Eine Touristin aus Westdeutschland stürzt 1988 von einer Klippe im Ostharz. Obwohl die Vorgesetzten des Polizisten Karl Albers (Ronald Zehrfeld) die Tote gern unter der Rubrik "Unfall" ablegen würden, kreuzt der Ermittler in den Unterlagen als Todesursache "ungeklärt" an. Dadurch müssen die Westbehörden informiert werden. Aus Wiesbaden reist LKA-Ermittlerin Nadja Paulitz (Silke Bodenbender) an, mit der Karl und sein Vorgesetzter, Hauptmann Wieditz (Jörg Schüttauf), zusammenarbeiten müssen. Schon bald geschieht ein weiterer Mord an einer jungen, attraktiven Frau. Der unbekannte Täter weist offenbar psychopathische Züge auf. Er trennt den Toten Zehen ab und dekoriert die Leichen mit Hexenbesen. Kreisleiter Egon Pölz (Godehard Giese), ein einflussreicher Mann, versucht den Verdacht von seinem Sohn Ronny (Theo Trebs) zu lenken. Stattdessen soll Jörg Spengler (Adam Venhaus), ein zurückgeblieben wirkenden Außenseiter, in den Mittelpunkt der Ermittlungen rücken. Interessant am Zweiteiler "Walpurgisnacht - Die Mädchen und der Tod" (2019), den 3sat um 20.15 Uhr an einem Stück wiederholt, ist die Kombination dreier Genres, die so selten zusammenkommen. Das atmosphärische TV-Stück, vereint Krimi, Zeitgeschichte und knallharten Gothic-Grusel vor grau-provinzieller DDR-Kulisse.

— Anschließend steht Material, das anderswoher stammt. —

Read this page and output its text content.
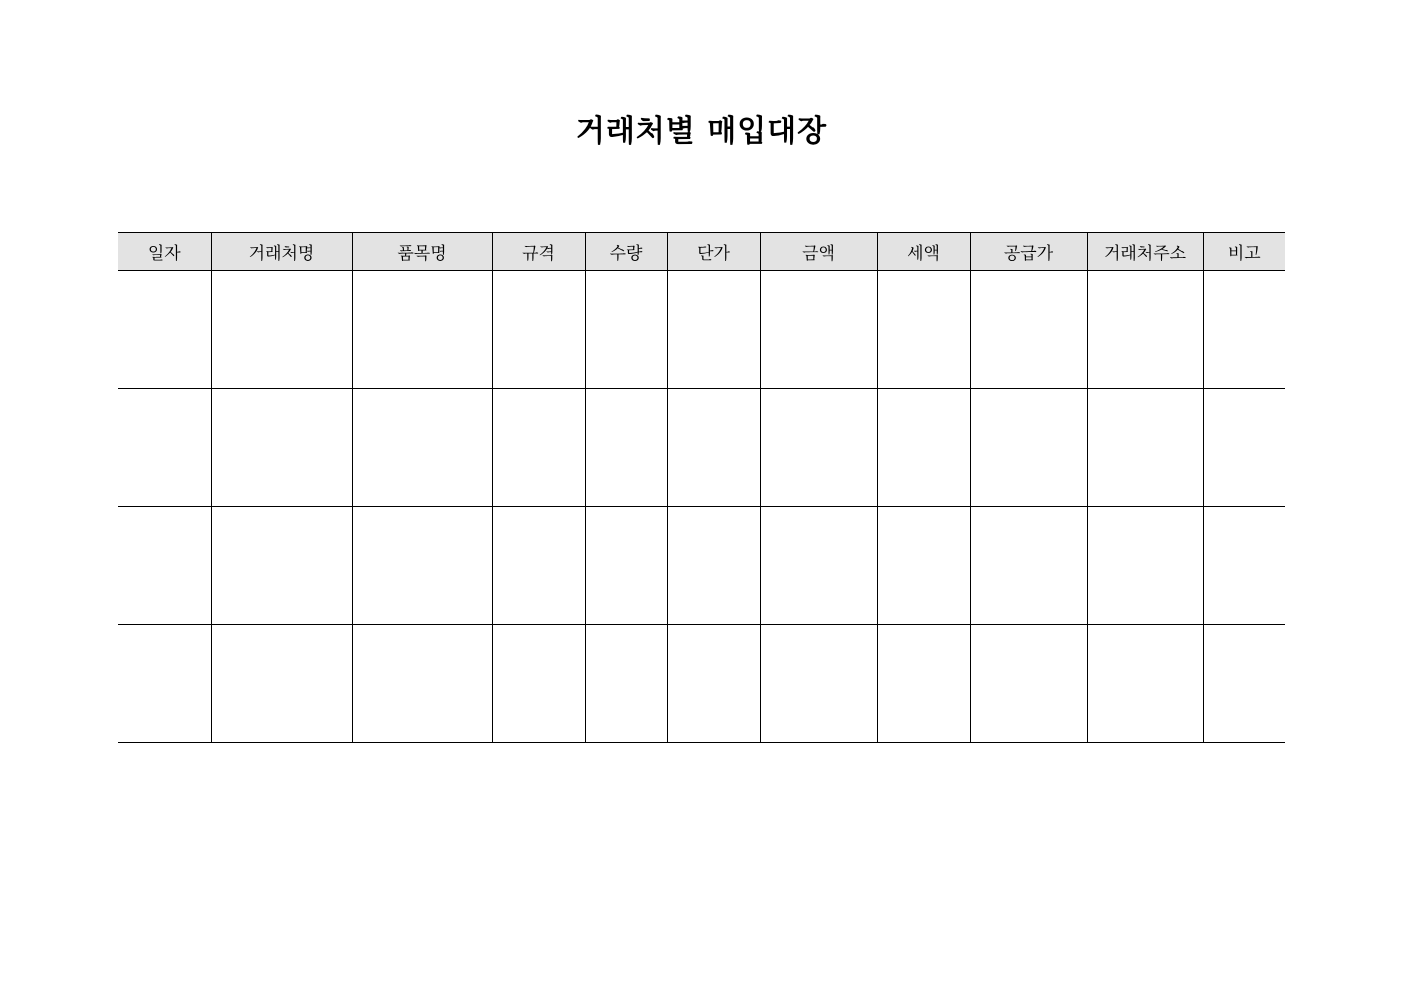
거래처별 매입대장
일자	거래처명	품목명	규격	수량	단가	금액	세액	공급가	거래처주소	비고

"Die Anden - Natur am Limit" (ARTE, 20.15 Uhr)

In der 90-minütigen Naturdokumentation "Die Anden - Natur am Limit" (ARTE, 20.15 Uhr) aus dem Jahr 2019 porträtiert Christian Baumeister die längste Bergkette der Welt. Los geht's im Norden mit "Schneeberge am Äquator". Der eindrucksvolle Film entführt die Zuschauerinnen und Zuschauer in eine Welt aus gewaltigen Gletschern, hochgefährlichen, weil immer noch sehr aktiven Vulkanen, feucht-kalten Nebelwäldern und trockenen Hochebenen. Dabei lernt man unter anderem viele der mehr als 130 Kolibriarten der Bergregenwälder in Ecuador kennen, wo auch mit den Wollaffen besonders bedrohte Baumbewohner leben. Besonders spektakulär sind die Aufnahmen von den Panoramaflügen des Kondors - er ist der König der Anden. Später geht es von den eisigen Hänge des Aconcagua weit hinab in die patagonischen Steppe.